- Country: New Zealand
- Location: Blackmount, Southland
- Coordinates: 45°43′31″S 167°39′44″E﻿ / ﻿45.72518553200021°S 167.66228766146432°E
- Status: Proposed
- Owner: Pioneer Energy

Power generation
- Annual net output: 140GWh

= Jericho Wind Farm =

Proposed wind farm in New Zealand

The Jericho Wind Farm is a proposed 35 MW wind farm near Blackmount, Southland, New Zealand. It will have eight turbines up to 210m high (to blade tip), and with a rotor diameter of up to 160m.

== History ==
A wind monitoring mast was installed some time in the 2010s on the site, while the land Jericho Station, was under the ownership of Landcorp. The station was sold in 2018 to a private owner. In December 2022, Southern Generation Limited Partnership announced the project saying it intended to lodge consents with Southland District Council and begin construction in 2024 if they were granted.

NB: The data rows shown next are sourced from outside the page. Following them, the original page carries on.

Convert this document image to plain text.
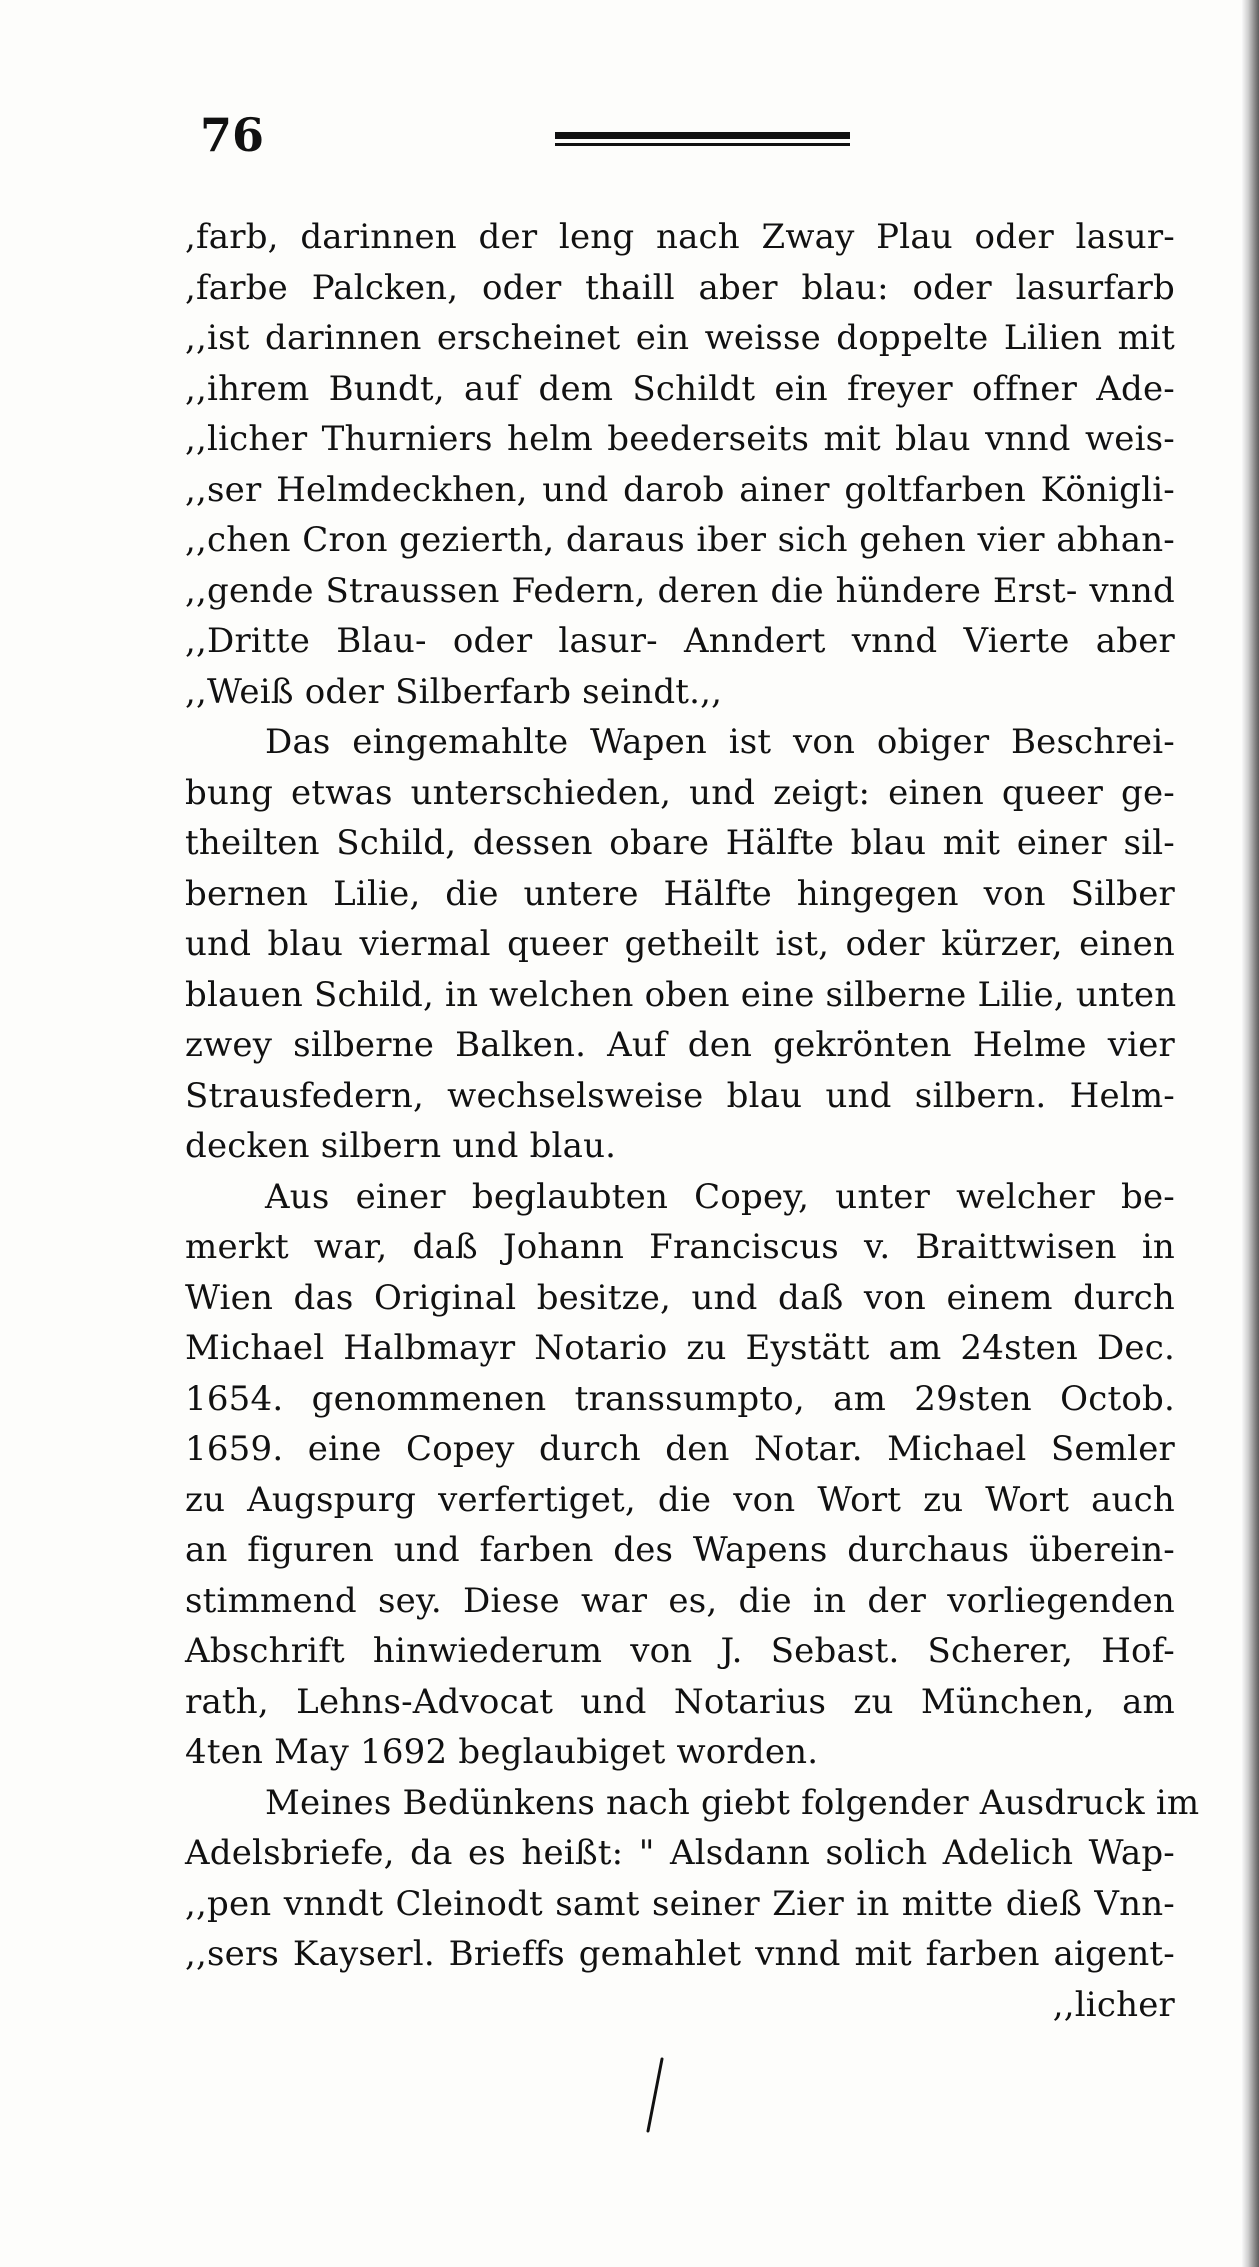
76
,farb, darinnen der leng nach Zway Plau oder lasur-
,farbe Palcken, oder thaill aber blau: oder lasurfarb
,,ist darinnen erscheinet ein weisse doppelte Lilien mit
,,ihrem Bundt, auf dem Schildt ein freyer offner Ade-
,,licher Thurniers helm beederseits mit blau vnnd weis-
,,ser Helmdeckhen, und darob ainer goltfarben Königli-
,,chen Cron gezierth, daraus iber sich gehen vier abhan-
,,gende Straussen Federn, deren die hündere Erst- vnnd
,,Dritte Blau- oder lasur- Anndert vnnd Vierte aber
,,Weiß oder Silberfarb seindt.,,
Das eingemahlte Wapen ist von obiger Beschrei-
bung etwas unterschieden, und zeigt: einen queer ge-
theilten Schild, dessen obare Hälfte blau mit einer sil-
bernen Lilie, die untere Hälfte hingegen von Silber
und blau viermal queer getheilt ist, oder kürzer, einen
blauen Schild, in welchen oben eine silberne Lilie, unten
zwey silberne Balken. Auf den gekrönten Helme vier
Strausfedern, wechselsweise blau und silbern. Helm-
decken silbern und blau.
Aus einer beglaubten Copey, unter welcher be-
merkt war, daß Johann Franciscus v. Braittwisen in
Wien das Original besitze, und daß von einem durch
Michael Halbmayr Notario zu Eystätt am 24sten Dec.
1654. genommenen transsumpto, am 29sten Octob.
1659. eine Copey durch den Notar. Michael Semler
zu Augspurg verfertiget, die von Wort zu Wort auch
an figuren und farben des Wapens durchaus überein-
stimmend sey. Diese war es, die in der vorliegenden
Abschrift hinwiederum von J. Sebast. Scherer, Hof-
rath, Lehns-Advocat und Notarius zu München, am
4ten May 1692 beglaubiget worden.
Meines Bedünkens nach giebt folgender Ausdruck im
Adelsbriefe, da es heißt: " Alsdann solich Adelich Wap-
,,pen vnndt Cleinodt samt seiner Zier in mitte dieß Vnn-
,,sers Kayserl. Brieffs gemahlet vnnd mit farben aigent-
,,licher
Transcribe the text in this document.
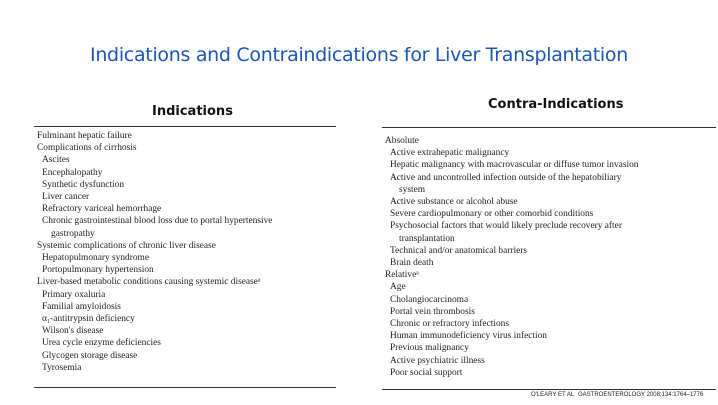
Indications and Contraindications for Liver Transplantation
Indications	Contra-Indications

Fulminant hepatic failure

Complications of cirrhosis

Ascites

Encephalopathy

Synthetic dysfunction

Liver cancer

Refractory variceal hemorrhage

Chronic gastrointestinal blood loss due to portal hypertensive

gastropathy

Systemic complications of chronic liver disease

Hepatopulmonary syndrome

Portopulmonary hypertension

Liver-based metabolic conditions causing systemic diseaseᵃ

Primary oxaluria

Familial amyloidosis

α₁-antitrypsin deficiency

Wilson's disease

Urea cycle enzyme deficiencies

Glycogen storage disease

Tyrosemia

Absolute

Active extrahepatic malignancy

Hepatic malignancy with macrovascular or diffuse tumor invasion

Active and uncontrolled infection outside of the hepatobiliary

system

Active substance or alcohol abuse

Severe cardiopulmonary or other comorbid conditions

Psychosocial factors that would likely preclude recovery after

transplantation

Technical and/or anatomical barriers

Brain death

Relativeᵃ

Age

Cholangiocarcinoma

Portal vein thrombosis

Chronic or refractory infections

Human immunodeficiency virus infection

Previous malignancy

Active psychiatric illness

Poor social support

O'LEARY ET AL GASTROENTEROLOGY 2008;134:1764–1776
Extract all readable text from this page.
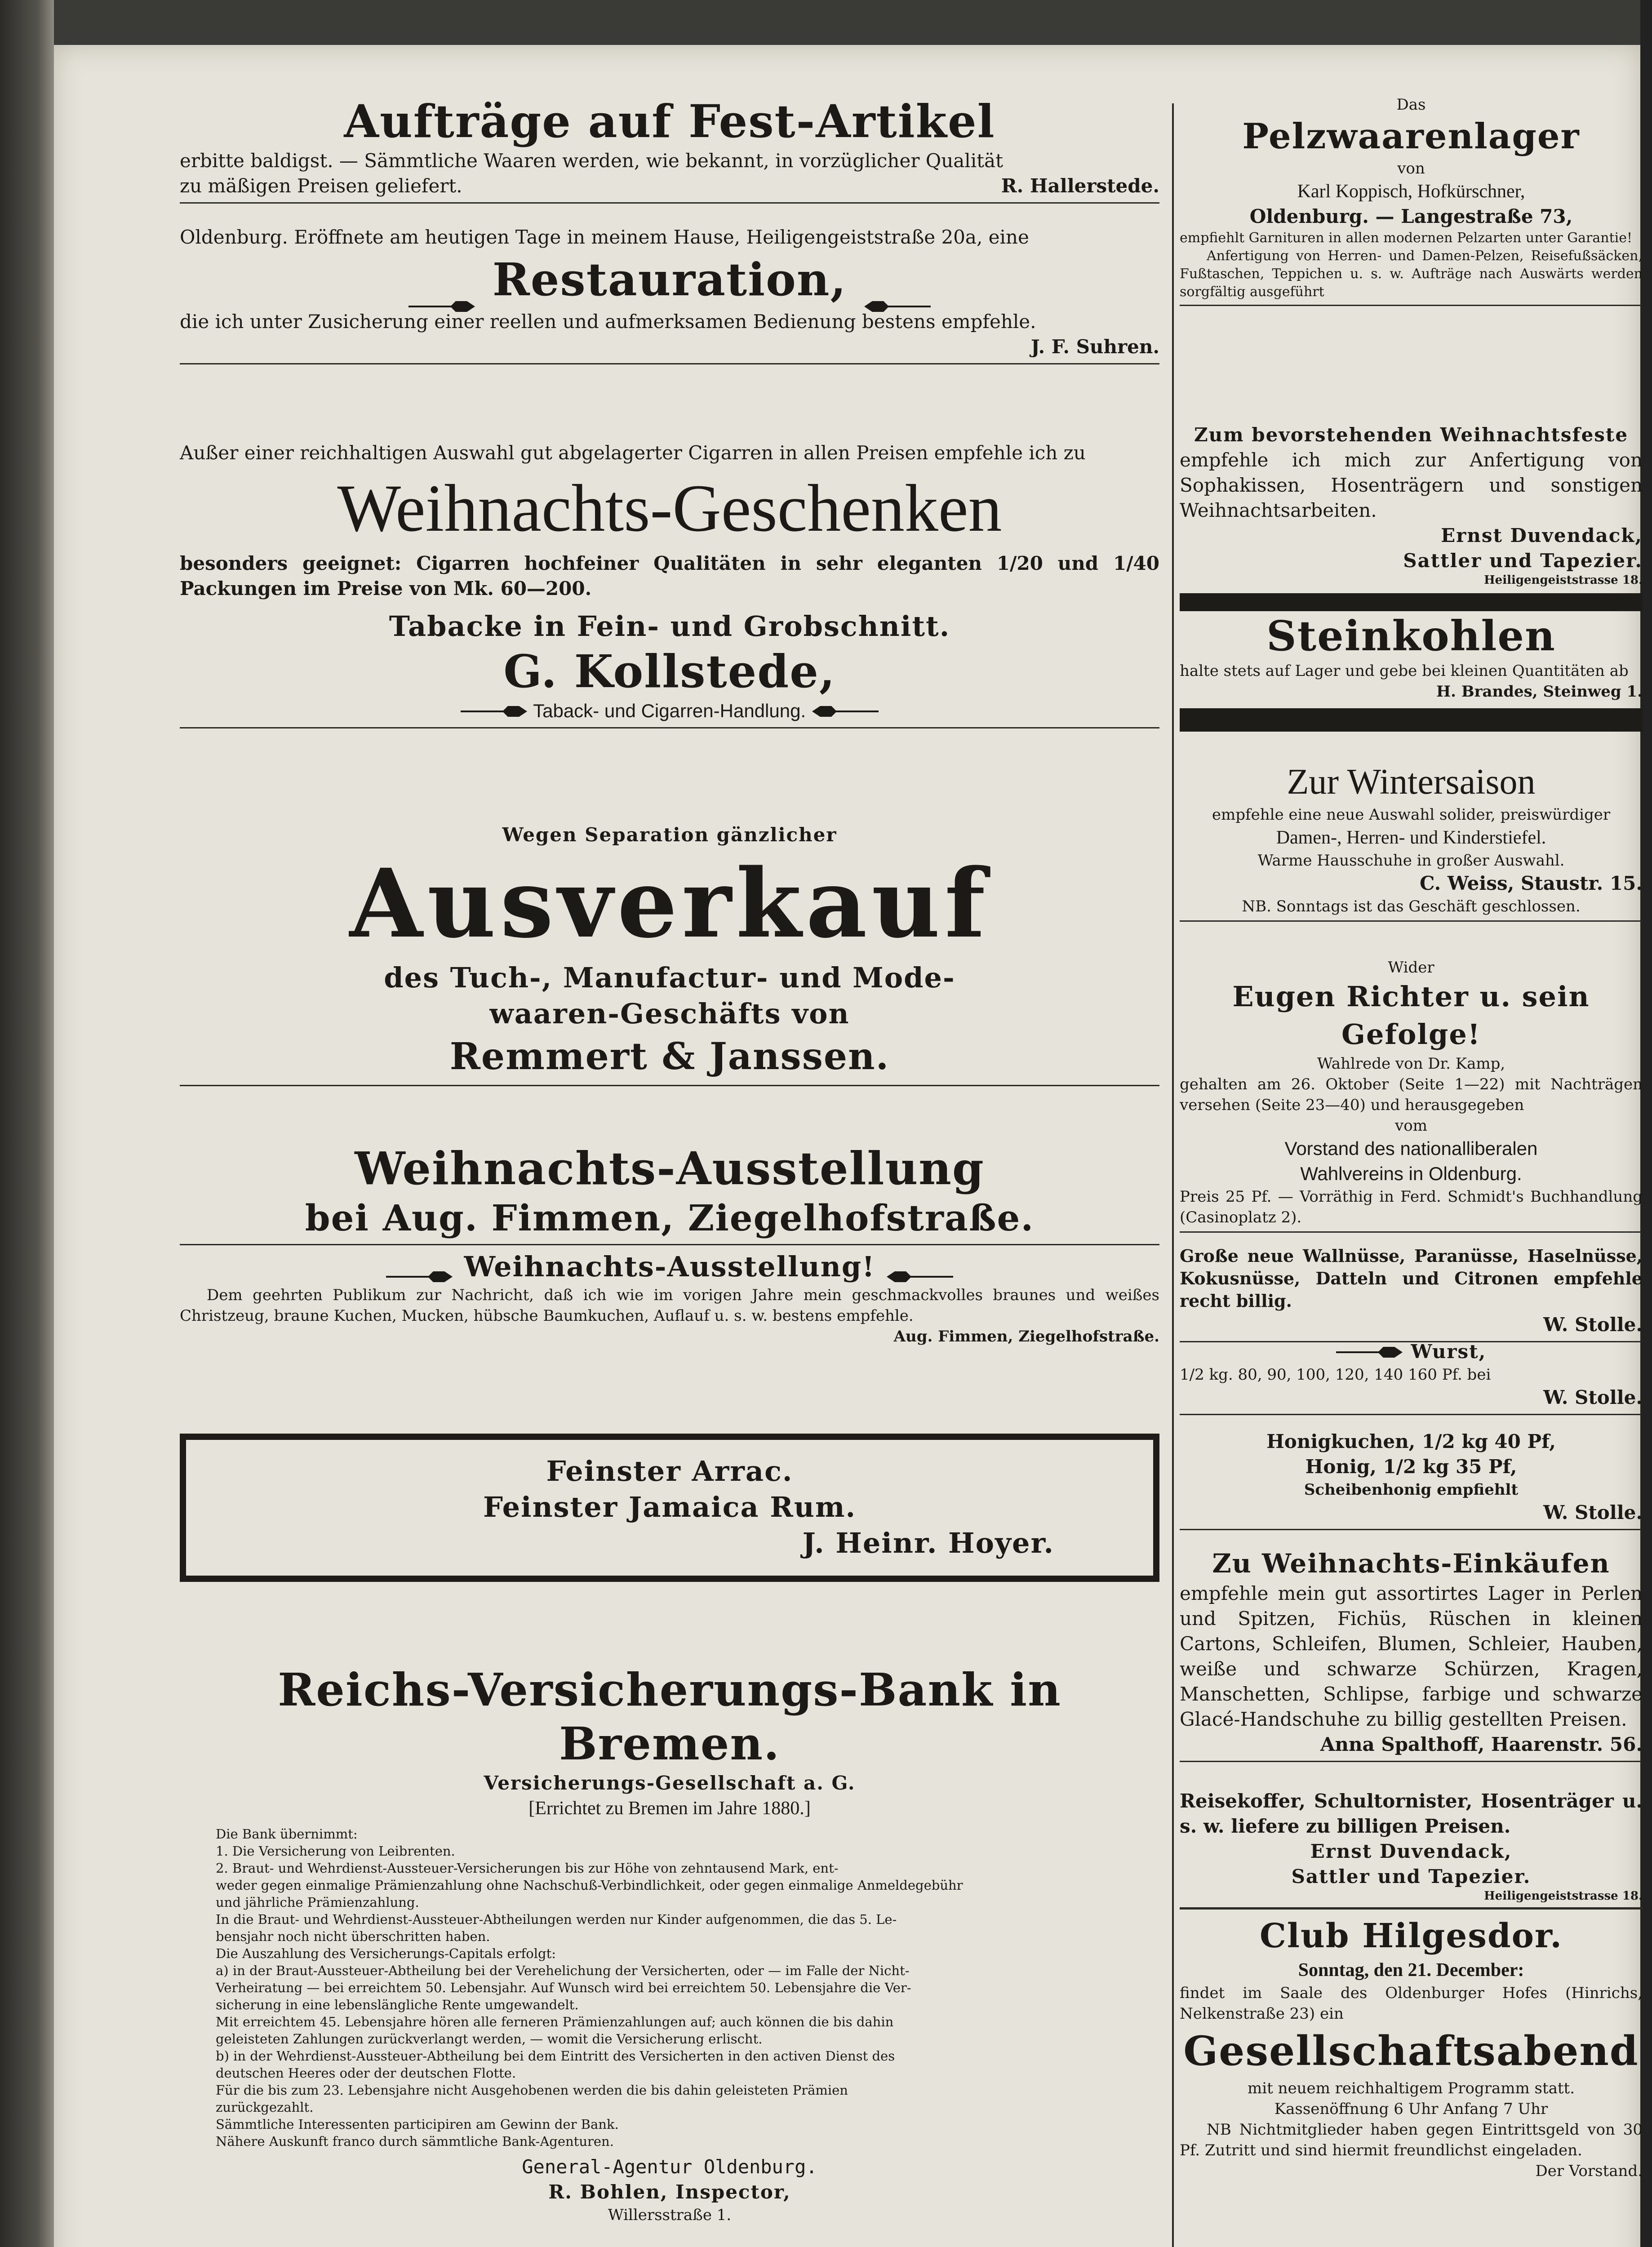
Aufträge auf Fest-Artikel

erbitte baldigst. — Sämmtliche Waaren werden, wie bekannt, in vorzüglicher Qualität

zu mäßigen Preisen geliefert.	R. Hallerstede.

Oldenburg. Eröffnete am heutigen Tage in meinem Hause, Heiligengeiststraße 20a, eine

Restauration,

die ich unter Zusicherung einer reellen und aufmerksamen Bedienung bestens empfehle.

J. F. Suhren.

Außer einer reichhaltigen Auswahl gut abgelagerter Cigarren in allen Preisen empfehle ich zu

Weihnachts-Geschenken

besonders geeignet: Cigarren hochfeiner Qualitäten in sehr eleganten 1/20 und 1/40 Packungen im Preise von Mk. 60—200.

Tabacke in Fein- und Grobschnitt.

G. Kollstede,

Taback- und Cigarren-Handlung.

Wegen Separation gänzlicher

Ausverkauf

des Tuch-, Manufactur- und Mode-

waaren-Geschäfts von

Remmert & Janssen.

Weihnachts-Ausstellung

bei Aug. Fimmen, Ziegelhofstraße.

Weihnachts-Ausstellung!

Dem geehrten Publikum zur Nachricht, daß ich wie im vorigen Jahre mein geschmackvolles braunes und weißes Christzeug, braune Kuchen, Mucken, hübsche Baumkuchen, Auflauf u. s. w. bestens empfehle.

Aug. Fimmen, Ziegelhofstraße.

Feinster Arrac.

Feinster Jamaica Rum.

J. Heinr. Hoyer.

Reichs-Versicherungs-Bank in Bremen.

Versicherungs-Gesellschaft a. G.

[Errichtet zu Bremen im Jahre 1880.]

Die Bank übernimmt:

1. Die Versicherung von Leibrenten.

2. Braut- und Wehrdienst-Aussteuer-Versicherungen bis zur Höhe von zehntausend Mark, ent-

weder gegen einmalige Prämienzahlung ohne Nachschuß-Verbindlichkeit, oder gegen einmalige Anmeldegebühr

und jährliche Prämienzahlung.

In die Braut- und Wehrdienst-Aussteuer-Abtheilungen werden nur Kinder aufgenommen, die das 5. Le-

bensjahr noch nicht überschritten haben.

Die Auszahlung des Versicherungs-Capitals erfolgt:

a) in der Braut-Aussteuer-Abtheilung bei der Verehelichung der Versicherten, oder — im Falle der Nicht-

Verheiratung — bei erreichtem 50. Lebensjahr. Auf Wunsch wird bei erreichtem 50. Lebensjahre die Ver-

sicherung in eine lebenslängliche Rente umgewandelt.

Mit erreichtem 45. Lebensjahre hören alle ferneren Prämienzahlungen auf; auch können die bis dahin

geleisteten Zahlungen zurückverlangt werden, — womit die Versicherung erlischt.

b) in der Wehrdienst-Aussteuer-Abtheilung bei dem Eintritt des Versicherten in den activen Dienst des

deutschen Heeres oder der deutschen Flotte.

Für die bis zum 23. Lebensjahre nicht Ausgehobenen werden die bis dahin geleisteten Prämien

zurückgezahlt.

Sämmtliche Interessenten participiren am Gewinn der Bank.

Nähere Auskunft franco durch sämmtliche Bank-Agenturen.

General-Agentur Oldenburg.

R. Bohlen, Inspector,

Willersstraße 1.

Das

Pelzwaarenlager

von

Karl Koppisch, Hofkürschner,

Oldenburg. — Langestraße 73,

empfiehlt Garnituren in allen modernen Pelzarten unter Garantie!

Anfertigung von Herren- und Damen-Pelzen, Reisefußsäcken, Fußtaschen, Teppichen u. s. w. Aufträge nach Auswärts werden sorgfältig ausgeführt

Zum bevorstehenden Weihnachtsfeste

empfehle ich mich zur Anfertigung von Sophakissen, Hosenträgern und sonstigen Weihnachtsarbeiten.

Ernst Duvendack,

Sattler und Tapezier.

Heiligengeiststrasse 18.

Steinkohlen

halte stets auf Lager und gebe bei kleinen Quantitäten ab

H. Brandes, Steinweg 1.

Zur Wintersaison

empfehle eine neue Auswahl solider, preiswürdiger

Damen-, Herren- und Kinderstiefel.

Warme Hausschuhe in großer Auswahl.

C. Weiss, Staustr. 15.

NB. Sonntags ist das Geschäft geschlossen.

Wider

Eugen Richter u. sein Gefolge!

Wahlrede von Dr. Kamp,

gehalten am 26. Oktober (Seite 1—22) mit Nachträgen versehen (Seite 23—40) und herausgegeben

vom

Vorstand des nationalliberalen

Wahlvereins in Oldenburg.

Preis 25 Pf. — Vorräthig in Ferd. Schmidt's Buchhandlung (Casinoplatz 2).

Große neue Wallnüsse, Paranüsse, Haselnüsse, Kokusnüsse, Datteln und Citronen empfehle recht billig.

W. Stolle.

Wurst,

1/2 kg. 80, 90, 100, 120, 140 160 Pf. bei

W. Stolle.

Honigkuchen, 1/2 kg 40 Pf,

Honig, 1/2 kg 35 Pf,

Scheibenhonig empfiehlt

W. Stolle.

Zu Weihnachts-Einkäufen

empfehle mein gut assortirtes Lager in Perlen und Spitzen, Fichüs, Rüschen in kleinen Cartons, Schleifen, Blumen, Schleier, Hauben, weiße und schwarze Schürzen, Kragen, Manschetten, Schlipse, farbige und schwarze Glacé-Handschuhe zu billig gestellten Preisen.

Anna Spalthoff, Haarenstr. 56.

Reisekoffer, Schultornister, Hosenträger u. s. w. liefere zu billigen Preisen.

Ernst Duvendack,

Sattler und Tapezier.

Heiligengeiststrasse 18.

Club Hilgesdor.

Sonntag, den 21. December:

findet im Saale des Oldenburger Hofes (Hinrichs, Nelkenstraße 23) ein

Gesellschaftsabend

mit neuem reichhaltigem Programm statt.

Kassenöffnung 6 Uhr Anfang 7 Uhr

NB Nichtmitglieder haben gegen Eintrittsgeld von 30 Pf. Zutritt und sind hiermit freundlichst eingeladen.

Der Vorstand.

In August 2024 the project was accepted to the fast track consenting process by the Minister for the Environment Penny Simmonds.

== Operation ==
The wind farm will connect to the 66 KV line immediately adjacent to the site. The line is a ring circuit running from Heddon Bush – Monowai – Te Anau – Mossburn – Heddon Bush and is owned by The Power Company Ltd. The same line already receives power from Pioneer Energy's Monowai Hydro station and Meridians White Hill Wind Farm near Mossburn, and ultimately connects to the national grid at the North Makarewa substation.

== Location ==
The wind farm will be located approximately 25 km south of Manapouri and approximately 50 km north of Tuatapere, near the Blackmount – Redcliff Road. The site is within the Waiau river valley between the Fiordland and the Takitimu Mountains, on a terrace that forms the southern end of the Te Anau basin. The area is presently farmland with shelter belts, an agricultural air strip, and several farm sheds. The land immediately to the south is exotic forestry.